On Thu, Feb 11, 2021 at 10:16 AM Phil Sutter <phil(a)nwl.cc> wrote:
Hi,
On Thu, Jun 04, 2020 at 09:20:49AM -0400, Richard Guy Briggs wrote:
> iptables, ip6tables, arptables and ebtables table registration,
> replacement and unregistration configuration events are logged for the
> native (legacy) iptables setsockopt api, but not for the
> nftables netlink api which is used by the nft-variant of iptables in
> addition to nftables itself.
>
> Add calls to log the configuration actions in the nftables netlink api.

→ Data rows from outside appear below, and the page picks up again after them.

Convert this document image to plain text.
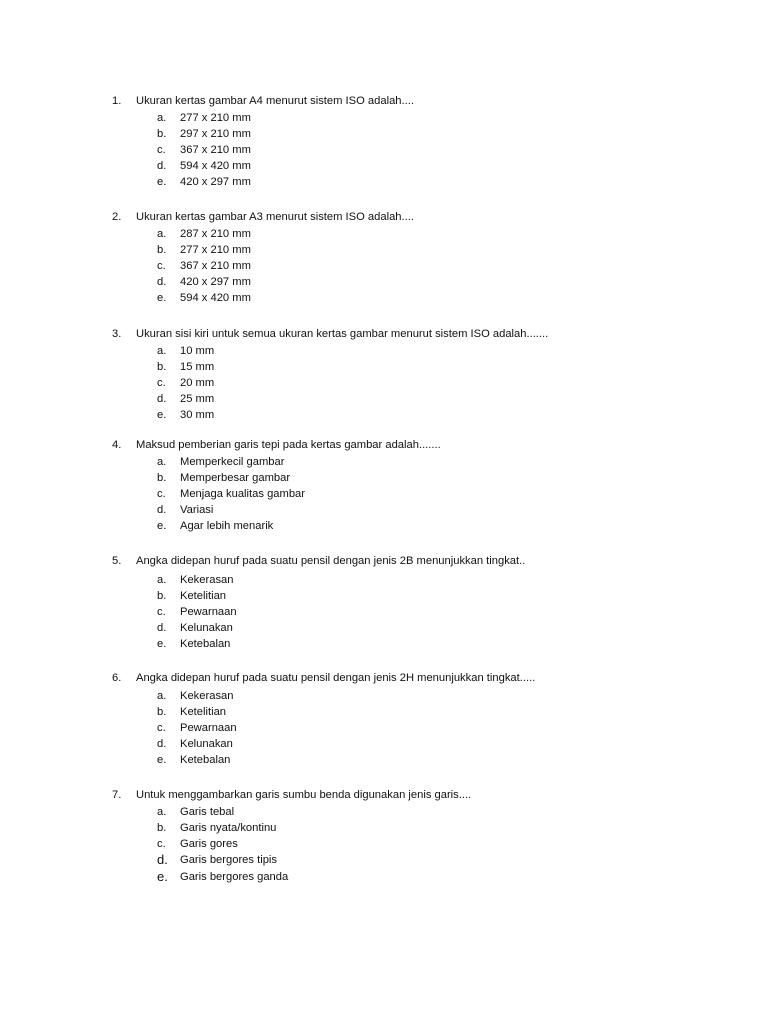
1. Ukuran kertas gambar A4 menurut sistem ISO adalah....
a. 277 x 210 mm
b. 297 x 210 mm
c. 367 x 210 mm
d. 594 x 420 mm
e. 420 x 297 mm
2. Ukuran kertas gambar A3 menurut sistem ISO adalah....
a. 287 x 210 mm
b. 277 x 210 mm
c. 367 x 210 mm
d. 420 x 297 mm
e. 594 x 420 mm
3. Ukuran sisi kiri untuk semua ukuran kertas gambar menurut sistem ISO adalah.......
a. 10 mm
b. 15 mm
c. 20 mm
d. 25 mm
e. 30 mm
4. Maksud pemberian garis tepi pada kertas gambar adalah.......
a. Memperkecil gambar
b. Memperbesar gambar
c. Menjaga kualitas gambar
d. Variasi
e. Agar lebih menarik
5. Angka didepan huruf pada suatu pensil dengan jenis 2B menunjukkan tingkat..
a. Kekerasan
b. Ketelitian
c. Pewarnaan
d. Kelunakan
e. Ketebalan
6. Angka didepan huruf pada suatu pensil dengan jenis 2H menunjukkan tingkat.....
a. Kekerasan
b. Ketelitian
c. Pewarnaan
d. Kelunakan
e. Ketebalan
7. Untuk menggambarkan garis sumbu benda digunakan jenis garis....
a. Garis tebal
b. Garis nyata/kontinu
c. Garis gores
d. Garis bergores tipis
e. Garis bergores ganda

As discussed offline already, these audit notifications are pretty hefty
performance-wise. In an internal report, 300% restore time of a ruleset
containing 70k set elements is measured.
If you're going to reference offline/off-list discussions in a post to
a public list, perhaps the original discussion shouldn't have been
off-list ;) If you don't involve us in the discussion, we have to
waste a lot of time getting caught up.
If I'm not mistaken, iptables emits a single audit log per table,
ipset
doesn't support audit at all. So I wonder how much audit logging is
required at all (for certification or whatever reason). How much
granularity is desired?
That's a question for the people who track these certification
requirements, which is thankfully not me at the moment. Unless
somebody else wants to speak up, Steve Grubb is probably the only
person who tracks that sort of stuff and comments here.
I believe the netfilter auditing was mostly a nice-to-have bit of
functionality to help add to the completeness of the audit logs, but I
could very easily be mistaken. Richard put together those patches, he
can probably provide the background/motivation for the effort.
I personally would notify once per transaction. This is easy and
quick.
Once per table or chain should be acceptable, as well. At the very
least, we should not have to notify once per each element. This is the
last resort of fast ruleset adjustments. If we lose it, people are
better off with ipset IMHO.
Unlike nft monitor, auditd is not designed to be disabled "at will". So
turning it off for performance-critical workloads is no option.
Patches are always welcome, but it might be wise to get to the bottom
of the certification requirements first.